Thai exports in May continued to contract by -5.8%YOY. Closer look at escalated trade

FLASH
21 June 2019
The value of Thai exports fell by -5.8%YOY in May 2019, after a -2.6%YOY contraction in the previous month. Reported negative growth in May represented a seven-consecutive month decline, with growth plummeting to a 34-months lowest rate. With this regard, overall export figures during the first 5 months of 2019, on average weakened by -4.5%YOY (excluding military arms and weapons shipment to the US in February).

  • Exports of key products. Thai products that were part of China’s supply chain took a heavy toll from USA’s import tariff increment, particularly computer – parts, and components (-1.8%YOY), rubber (-9.9%YOY), electronic integrated circuits (-16.4%YOY), and chemicals and plastics (-16.5%YOY). Meanwhile, exports of other product categories fell as well, for example, motor vehicles – parts and components (-17.2%YOY), rice (-13.3%YOY), and sugar (-14.4%YOY). While, if excluding gold, overall export growth in May would drop by -4.8%YOY.

  • Exports by key markets. Exports to various key trading partners registered negative growth such as China, Japan, Hong Kong, ASEAN-5, and EU15 with -7.2%YOY, -4.4%YOY, -3.2%YOY, -14.3%YOY, and -8.6%YOY contraction, respectively. On the other hand, exports to the US, India, and Vietnam helped cushion the impact of negative growth with an expansion of 7.8%YOY, 4.4%YOY, and 0.8%YOY, respectively.

 

Value of imports marginally shrank by -0.6%YOY. Growth in nearly all product categories weakened, for example, imports of capital goods, raw materials and intermediate products, and consumer goods dropped by -6.1%YOY, -5.0%YOY, and -2.2%YOY, respectively. On the other hand, imports of fuel lubricants grew by 22.8%YOY.

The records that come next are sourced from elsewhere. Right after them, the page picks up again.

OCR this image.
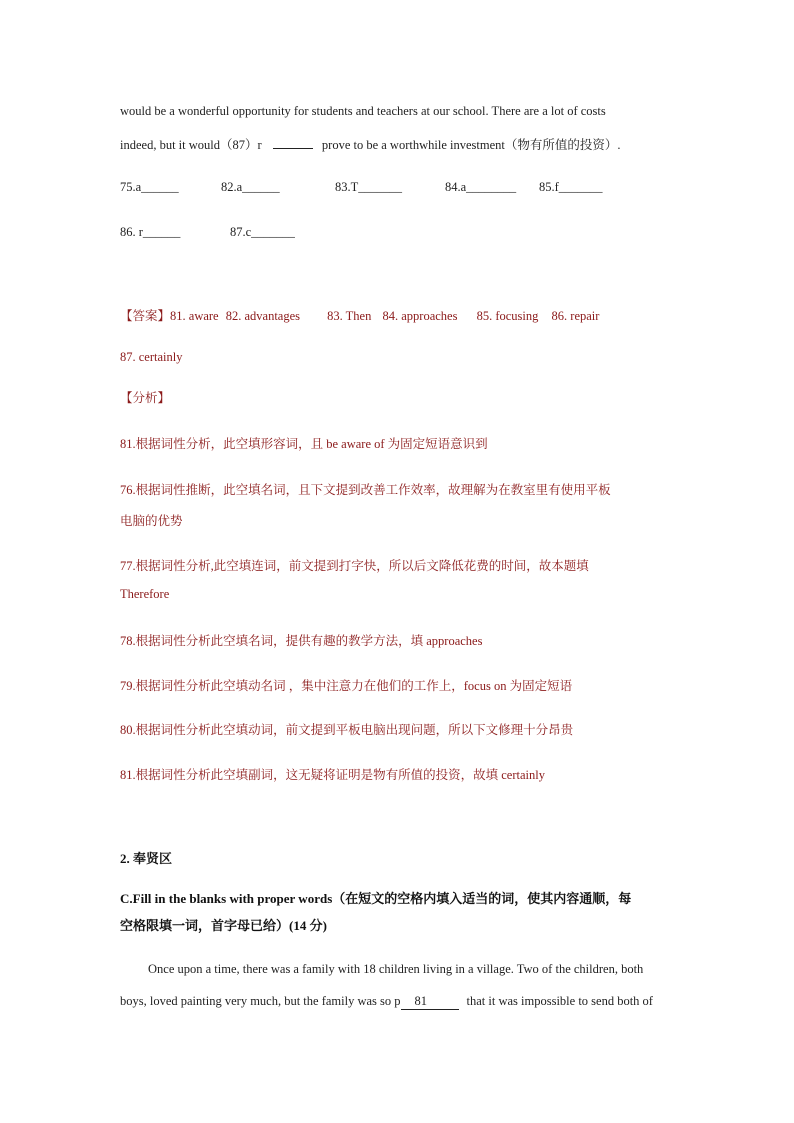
would be a wonderful opportunity for students and teachers at our school. There are a lot of costs
indeed, but it would（87）r	prove to be a worthwhile investment（物有所值的投资）.
75.a______	82.a______	83.T_______	84.a________ 85.f_______
86. r______	87.c_______
【答案】81. aware 82. advantages 83. Then 84. approaches 85. focusing 86. repair
87. certainly
【分析】
81.根据词性分析，此空填形容词，且 be aware of 为固定短语意识到
76.根据词性推断，此空填名词，且下文提到改善工作效率，故理解为在教室里有使用平板
电脑的优势
77.根据词性分析,此空填连词，前文提到打字快，所以后文降低花费的时间，故本题填
Therefore
78.根据词性分析此空填名词，提供有趣的教学方法，填 approaches
79.根据词性分析此空填动名词 ，集中注意力在他们的工作上，focus on 为固定短语
80.根据词性分析此空填动词，前文提到平板电脑出现问题，所以下文修理十分昂贵
81.根据词性分析此空填副词，这无疑将证明是物有所值的投资，故填 certainly
2. 奉贤区
C.Fill in the blanks with proper words（在短文的空格内填入适当的词，使其内容通顺，每
空格限填一词，首字母已给）(14 分)
Once upon a time, there was a family with 18 children living in a village. Two of the children, both
boys, loved painting very much, but the family was so p 81	that it was impossible to send both of
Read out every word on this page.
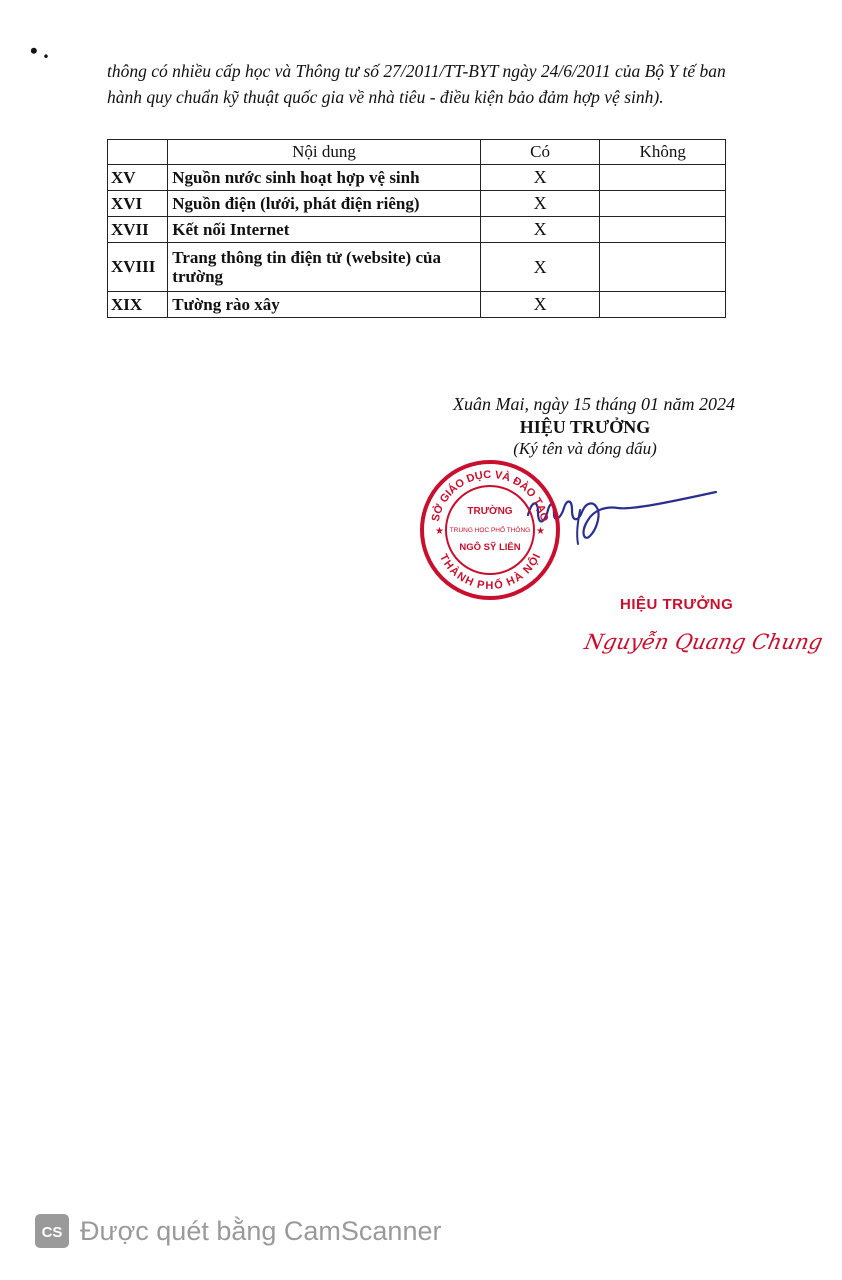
• .
thông có nhiều cấp học và Thông tư số 27/2011/TT-BYT ngày 24/6/2011 của Bộ Y tế ban hành quy chuẩn kỹ thuật quốc gia về nhà tiêu - điều kiện bảo đảm hợp vệ sinh).
	Nội dung	Có	Không
XV	Nguồn nước sinh hoạt hợp vệ sinh	X	
XVI	Nguồn điện (lưới, phát điện riêng)	X	
XVII	Kết nối Internet	X	
XVIII	Trang thông tin điện tử (website) của trường	X	
XIX	Tường rào xây	X	
Xuân Mai, ngày 15 tháng 01 năm 2024
HIỆU TRƯỞNG
(Ký tên và đóng dấu)
SỞ GIÁO DỤC VÀ ĐÀO TẠO
THÀNH PHỐ HÀ NỘI
★	★
TRƯỜNG
TRUNG HỌC PHỔ THÔNG
NGÔ SỸ LIÊN
HIỆU TRƯỞNG
Nguyễn Quang Chung
CS Được quét bằng CamScanner
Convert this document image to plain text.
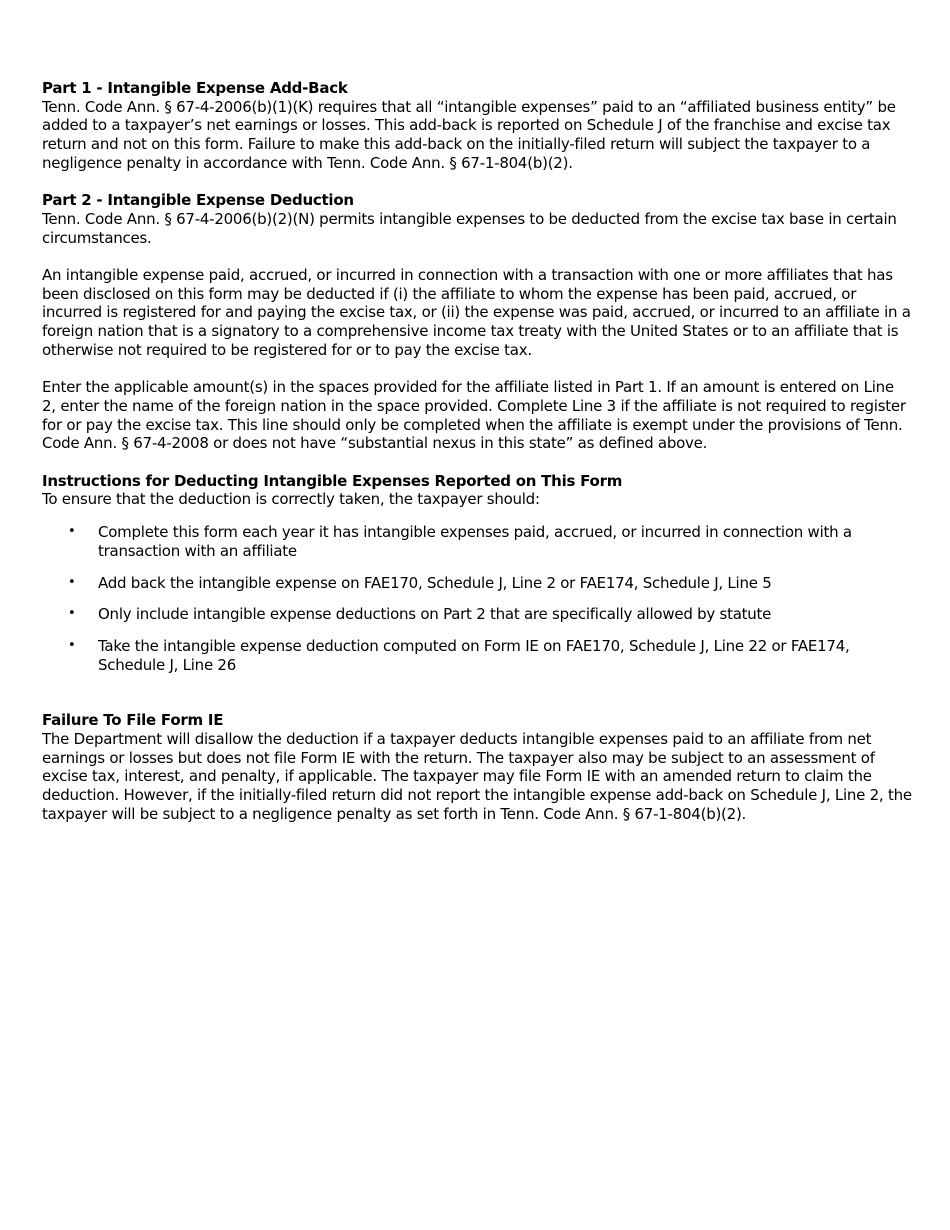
Part 1 - Intangible Expense Add-Back

Tenn. Code Ann. § 67-4-2006(b)(1)(K) requires that all “intangible expenses” paid to an “affiliated business entity” be added to a taxpayer’s net earnings or losses. This add-back is reported on Schedule J of the franchise and excise tax return and not on this form. Failure to make this add-back on the initially-filed return will subject the taxpayer to a negligence penalty in accordance with Tenn. Code Ann. § 67-1-804(b)(2).

Part 2 - Intangible Expense Deduction

Tenn. Code Ann. § 67-4-2006(b)(2)(N) permits intangible expenses to be deducted from the excise tax base in certain circumstances.

An intangible expense paid, accrued, or incurred in connection with a transaction with one or more affiliates that has been disclosed on this form may be deducted if (i) the affiliate to whom the expense has been paid, accrued, or incurred is registered for and paying the excise tax, or (ii) the expense was paid, accrued, or incurred to an affiliate in a foreign nation that is a signatory to a comprehensive income tax treaty with the United States or to an affiliate that is otherwise not required to be registered for or to pay the excise tax.

Enter the applicable amount(s) in the spaces provided for the affiliate listed in Part 1. If an amount is entered on Line 2, enter the name of the foreign nation in the space provided. Complete Line 3 if the affiliate is not required to register for or pay the excise tax. This line should only be completed when the affiliate is exempt under the provisions of Tenn. Code Ann. § 67-4-2008 or does not have “substantial nexus in this state” as defined above.

Instructions for Deducting Intangible Expenses Reported on This Form

To ensure that the deduction is correctly taken, the taxpayer should:

• Complete this form each year it has intangible expenses paid, accrued, or incurred in connection with a transaction with an affiliate
• Add back the intangible expense on FAE170, Schedule J, Line 2 or FAE174, Schedule J, Line 5
• Only include intangible expense deductions on Part 2 that are specifically allowed by statute
• Take the intangible expense deduction computed on Form IE on FAE170, Schedule J, Line 22 or FAE174, Schedule J, Line 26

Failure To File Form IE

The Department will disallow the deduction if a taxpayer deducts intangible expenses paid to an affiliate from net earnings or losses but does not file Form IE with the return. The taxpayer also may be subject to an assessment of excise tax, interest, and penalty, if applicable. The taxpayer may file Form IE with an amended return to claim the deduction. However, if the initially-filed return did not report the intangible expense add-back on Schedule J, Line 2, the taxpayer will be subject to a negligence penalty as set forth in Tenn. Code Ann. § 67-1-804(b)(2).
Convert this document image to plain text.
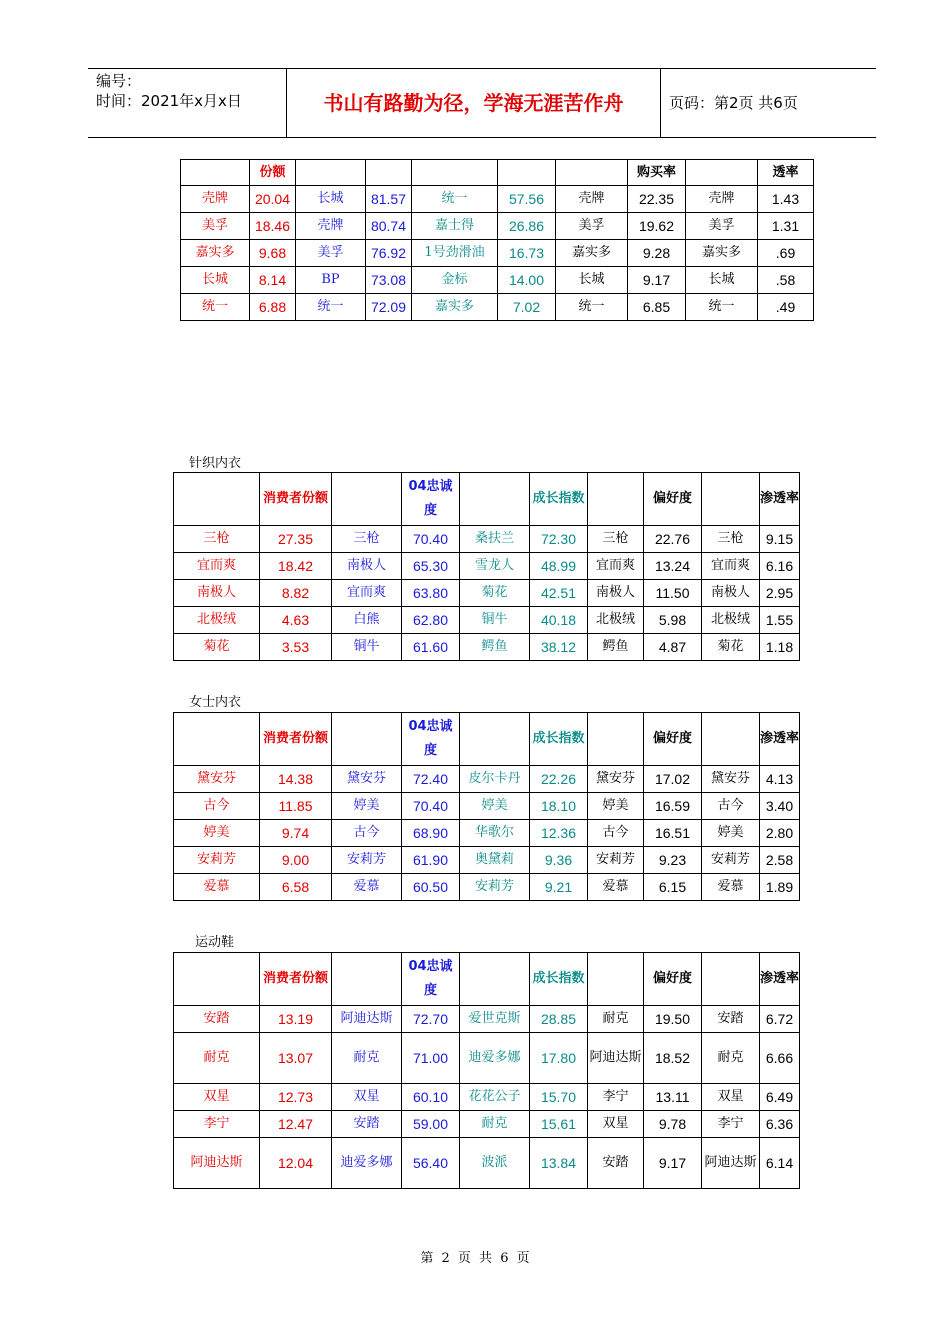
编号：
时间：2021年x月x日	书山有路勤为径，学海无涯苦作舟	页码：第2页 共6页
	份额						购买率		透率
壳牌	20.04	长城	81.57	统一	57.56	壳牌	22.35	壳牌	1.43
美孚	18.46	壳牌	80.74	嘉士得	26.86	美孚	19.62	美孚	1.31
嘉实多	9.68	美孚	76.92	1号劲滑油	16.73	嘉实多	9.28	嘉实多	.69
长城	8.14	BP	73.08	金标	14.00	长城	9.17	长城	.58
统一	6.88	统一	72.09	嘉实多	7.02	统一	6.85	统一	.49
针织内衣
	消费者份额		04忠诚度		成长指数		偏好度		渗透率
三枪	27.35	三枪	70.40	桑扶兰	72.30	三枪	22.76	三枪	9.15
宜而爽	18.42	南极人	65.30	雪龙人	48.99	宜而爽	13.24	宜而爽	6.16
南极人	8.82	宜而爽	63.80	菊花	42.51	南极人	11.50	南极人	2.95
北极绒	4.63	白熊	62.80	铜牛	40.18	北极绒	5.98	北极绒	1.55
菊花	3.53	铜牛	61.60	鳄鱼	38.12	鳄鱼	4.87	菊花	1.18
女士内衣
	消费者份额		04忠诚度		成长指数		偏好度		渗透率
黛安芬	14.38	黛安芬	72.40	皮尔卡丹	22.26	黛安芬	17.02	黛安芬	4.13
古今	11.85	婷美	70.40	婷美	18.10	婷美	16.59	古今	3.40
婷美	9.74	古今	68.90	华歌尔	12.36	古今	16.51	婷美	2.80
安莉芳	9.00	安莉芳	61.90	奥黛莉	9.36	安莉芳	9.23	安莉芳	2.58
爱慕	6.58	爱慕	60.50	安莉芳	9.21	爱慕	6.15	爱慕	1.89
运动鞋
	消费者份额		04忠诚度		成长指数		偏好度		渗透率
安踏	13.19	阿迪达斯	72.70	爱世克斯	28.85	耐克	19.50	安踏	6.72
耐克	13.07	耐克	71.00	迪爱多娜	17.80	阿迪达斯	18.52	耐克	6.66
双星	12.73	双星	60.10	花花公子	15.70	李宁	13.11	双星	6.49
李宁	12.47	安踏	59.00	耐克	15.61	双星	9.78	李宁	6.36
阿迪达斯	12.04	迪爱多娜	56.40	波派	13.84	安踏	9.17	阿迪达斯	6.14
第 2 页 共 6 页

Trade war escalation stoked fear among businesses. Amid temporary trade truce during December 2018 to April 2019, various investors and institutions thought that the end to the US-China trade war was near. However, in early May 2019, the US deemed the US-China negotiations unacceptable and on May 10, 2019, decided to dramatically escalate tariff to 25% from 10% on USD 200 billion worth of Chinese imports. The move renewed market fear, as reflected from indices such as the US Trade Policy Uncertainty Index  that tracked trade policy confidence, which surged to 234.7 in May from 128.9 in April. Furthermore, Thomson Reuters/INSEAD Asian Business Sentiment Index conducted during May 31 to June 14 , revealed that Asian business confidence during quarter 2 of 2019 dropped to 53 points, a 10-years low rate and the lowest rate since the 2008 financial crisis (Figure 1). As such, weakened business confidence and heightened trade policy uncertainty should continue to slow global trade and investment, going forward.

In 2019, Thai export growth could fall below the previously anticipated rate of 0.6%. Thailand and key regional exporters continued to face slow export growth in May, with no signs of recovery present. Furthermore, uncertainties and fears regarding the reemergence of trade war tensions additionally hamper the situation. As a result, global trade and investment could fall below the expected levels. With heightened trade war tensions, Thailand’s export sector will receive both direct and indirect impact. In terms of direct impact, Thai exports to China will drop, especially of products in China’s supply chain targeted for export to the US. Meanwhile, the indirect impact will be from other countries’ dependency on China. As China’s economy slows, economies of countries that depend on China also slow, hence a decline in exports to these markets. According to analysis from EIC, Thai exports to countries with higher dependency on China slowed significantly relative to markets with lower dependency on China (Figure 2). With such regards, export value growth in 2019 could be below the forecasted 0.6% growth, with the probability of negative growth. Currently, EIC is conducting a thorough analysis and will officially release revised figures during early July 2019.

Important events to consider. The first is to monitor US-China trade war tensions that could be further elevated. In early July, the US could impose additional import tariffs on Chinese imports worth USD 300 billion, in which, China would most probably retaliate. Furthermore, the G-20 meeting that will occur in late June 2019, will mark an opportunity for the two leaders to meet, a widely anticipated event. The second event to monitor is the United States’ plan to ramp up automotive import tariffs from all countries to an anticipated 25%. Negotiations for automotive import tariffs with the European Union and Japan are currently in place with expected conclusions within November 2019.